While participants in our research scoffed at conformity when it was perceived as selfish, they respected and appreciated benevolent conformity, seeing it as courageous and praiseworthy. Our experiments showed that Americans found people who conform to protect others’ feelings or to maintain group harmony to be warmer, more competent, and more authentic.

This is a key lesson for Biden and for governors who seek to enforce conformity to help protect people from a deadly virus. They should emphasize that sometimes conformity takes courage. This point should be made loud and clear: In the battle against Covid-19, the courageous and commendable thing to do is to put other people first.

So when presented with the idea that following Covid-19 safety measures is “weak” or “un-American,” public health experts should flip this argument on its head: emphasize the benefits of people’s helpful actions. Wherever possible, leaders must employ the benevolent conformity Americans seem to gravitate toward and respect.

Emphasizing a strong sense of shared identity can remind Americans that the real reason for adhering to safety measures is not just to fit in, but also to protect the group to which they belong. When adhering to simple safety measures can save tens of thousands of American lives, wearing a mask is not an act of blind obedience, it is an act of patriotism. As vaccines begin to be deployed (with vaccine hesitancy still high) and the pandemic reaching new heights, this kind of messaging will be increasingly urgent to get us back on track.
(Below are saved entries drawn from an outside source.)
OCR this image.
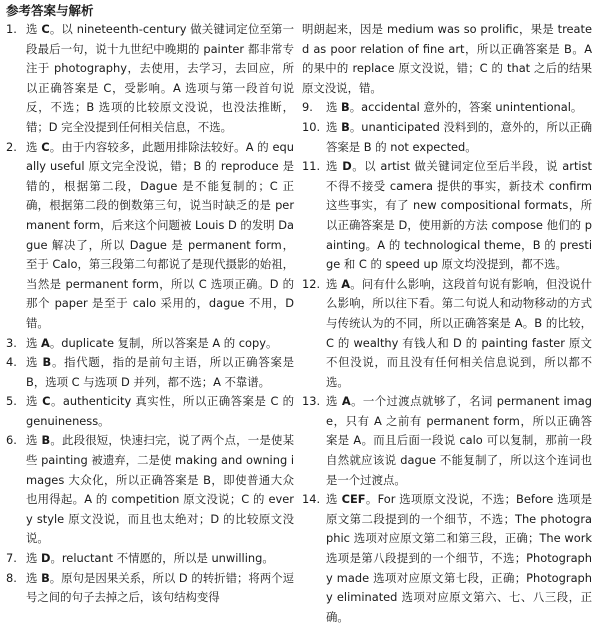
参考答案与解析
1. 选 C。以 nineteenth-century 做关键词定位至第一段最后一句，说十九世纪中晚期的 painter 都非常专注于 photography，去使用，去学习，去回应，所以正确答案是 C，受影响。A 选项与第一段首句说反，不选；B 选项的比较原文没说，也没法推断，错；D 完全没提到任何相关信息，不选。
2. 选 C。由于内容较多，此题用排除法较好。A 的 equally useful 原文完全没说，错；B 的 reproduce 是错的，根据第二段，Dague 是不能复制的；C 正确，根据第二段的倒数第三句，说当时缺乏的是 permanent form，后来这个问题被 Louis D 的发明 Dague 解决了，所以 Dague 是 permanent form，至于 Calo，第三段第二句都说了是现代摄影的始祖，当然是 permanent form，所以 C 选项正确。D 的那个 paper 是至于 calo 采用的，dague 不用，D 错。
3. 选 A。duplicate 复制，所以答案是 A 的 copy。
4. 选 B。指代题，指的是前句主语，所以正确答案是 B，选项 C 与选项 D 并列，都不选；A 不靠谱。
5. 选 C。authenticity 真实性，所以正确答案是 C 的 genuineness。
6. 选 B。此段很短，快速扫完，说了两个点，一是使某些 painting 被遗弃，二是使 making and owning images 大众化，所以正确答案是 B，即使普通大众也用得起。A 的 competition 原文没说；C 的 every style 原文没说，而且也太绝对；D 的比较原文没说。
7. 选 D。reluctant 不情愿的，所以是 unwilling。
8. 选 B。原句是因果关系，所以 D 的转折错；将两个逗号之间的句子去掉之后，该句结构变得
明朗起来，因是 medium was so prolific，果是 treated as poor relation of fine art，所以正确答案是 B。A 的果中的 replace 原文没说，错；C 的 that 之后的结果原文没说，错。
9.	选 B。accidental 意外的，答案 unintentional。
10. 选 B。unanticipated 没料到的，意外的，所以正确答案是 B 的 not expected。
11. 选 D。以 artist 做关键词定位至后半段，说 artist 不得不接受 camera 提供的事实，新技术 confirm 这些事实，有了 new compositional formats，所以正确答案是 D，使用新的方法 compose 他们的 painting。A 的 technological theme，B 的 prestige 和 C 的 speed up 原文均没提到，都不选。
12. 选 A。问有什么影响，这段首句说有影响，但没说什么影响，所以往下看。第二句说人和动物移动的方式与传统认为的不同，所以正确答案是 A。B 的比较，C 的 wealthy 有钱人和 D 的 painting faster 原文不但没说，而且没有任何相关信息说到，所以都不选。
13. 选 A。一个过渡点就够了，名词 permanent image，只有 A 之前有 permanent form，所以正确答案是 A。而且后面一段说 calo 可以复制，那前一段自然就应该说 dague 不能复制了，所以这个连词也是一个过渡点。
14. 选 CEF。For 选项原文没说，不选；Before 选项是原文第二段提到的一个细节，不选；The photographic 选项对应原文第二和第三段，正确；The work 选项是第八段提到的一个细节，不选；Photography made 选项对应原文第七段，正确；Photography eliminated 选项对应原文第六、七、八三段，正确。
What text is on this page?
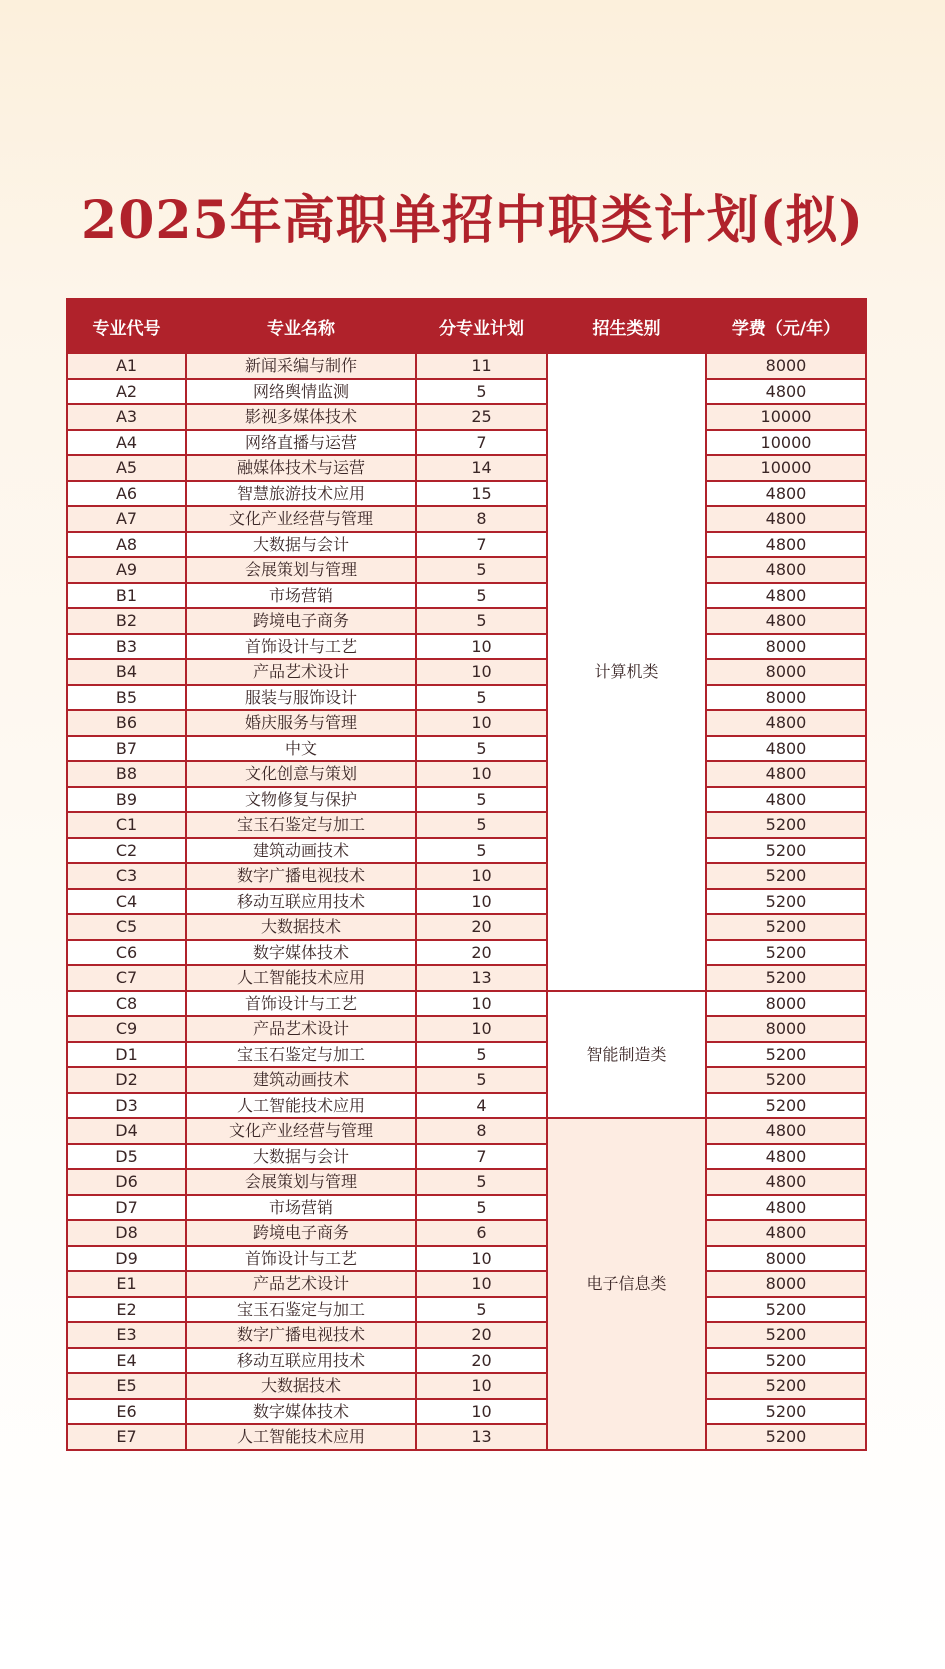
2025年高职单招中职类计划(拟)
专业代号	专业名称	分专业计划	招生类别	学费（元/年）
A1	新闻采编与制作	11	计算机类	8000
A2	网络舆情监测	5		4800
A3	影视多媒体技术	25		10000
A4	网络直播与运营	7		10000
A5	融媒体技术与运营	14		10000
A6	智慧旅游技术应用	15		4800
A7	文化产业经营与管理	8		4800
A8	大数据与会计	7		4800
A9	会展策划与管理	5		4800
B1	市场营销	5		4800
B2	跨境电子商务	5		4800
B3	首饰设计与工艺	10		8000
B4	产品艺术设计	10		8000
B5	服装与服饰设计	5		8000
B6	婚庆服务与管理	10		4800
B7	中文	5		4800
B8	文化创意与策划	10		4800
B9	文物修复与保护	5		4800
C1	宝玉石鉴定与加工	5		5200
C2	建筑动画技术	5		5200
C3	数字广播电视技术	10		5200
C4	移动互联应用技术	10		5200
C5	大数据技术	20		5200
C6	数字媒体技术	20		5200
C7	人工智能技术应用	13		5200
C8	首饰设计与工艺	10	智能制造类	8000
C9	产品艺术设计	10		8000
D1	宝玉石鉴定与加工	5		5200
D2	建筑动画技术	5		5200
D3	人工智能技术应用	4		5200
D4	文化产业经营与管理	8	电子信息类	4800
D5	大数据与会计	7		4800
D6	会展策划与管理	5		4800
D7	市场营销	5		4800
D8	跨境电子商务	6		4800
D9	首饰设计与工艺	10		8000
E1	产品艺术设计	10		8000
E2	宝玉石鉴定与加工	5		5200
E3	数字广播电视技术	20		5200
E4	移动互联应用技术	20		5200
E5	大数据技术	10		5200
E6	数字媒体技术	10		5200
E7	人工智能技术应用	13		5200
Our research makes one thing clear: Americans love rule breakers, but they also hold a special place in their heart for benevolent, other-focused rule followers. If 2020 has shown us anything, it’s that sometimes, we need to conform for others’ sake.

Shai Davidai is assistant professor in the management division of Columbia Business School with expertise in the psychology of judgment and decision-making, economic inequality and social mobility, social comparisons, and zero-sum thinking. A social psychologist, his research examines people’s everyday judgments of themselves, other people, and society as a whole.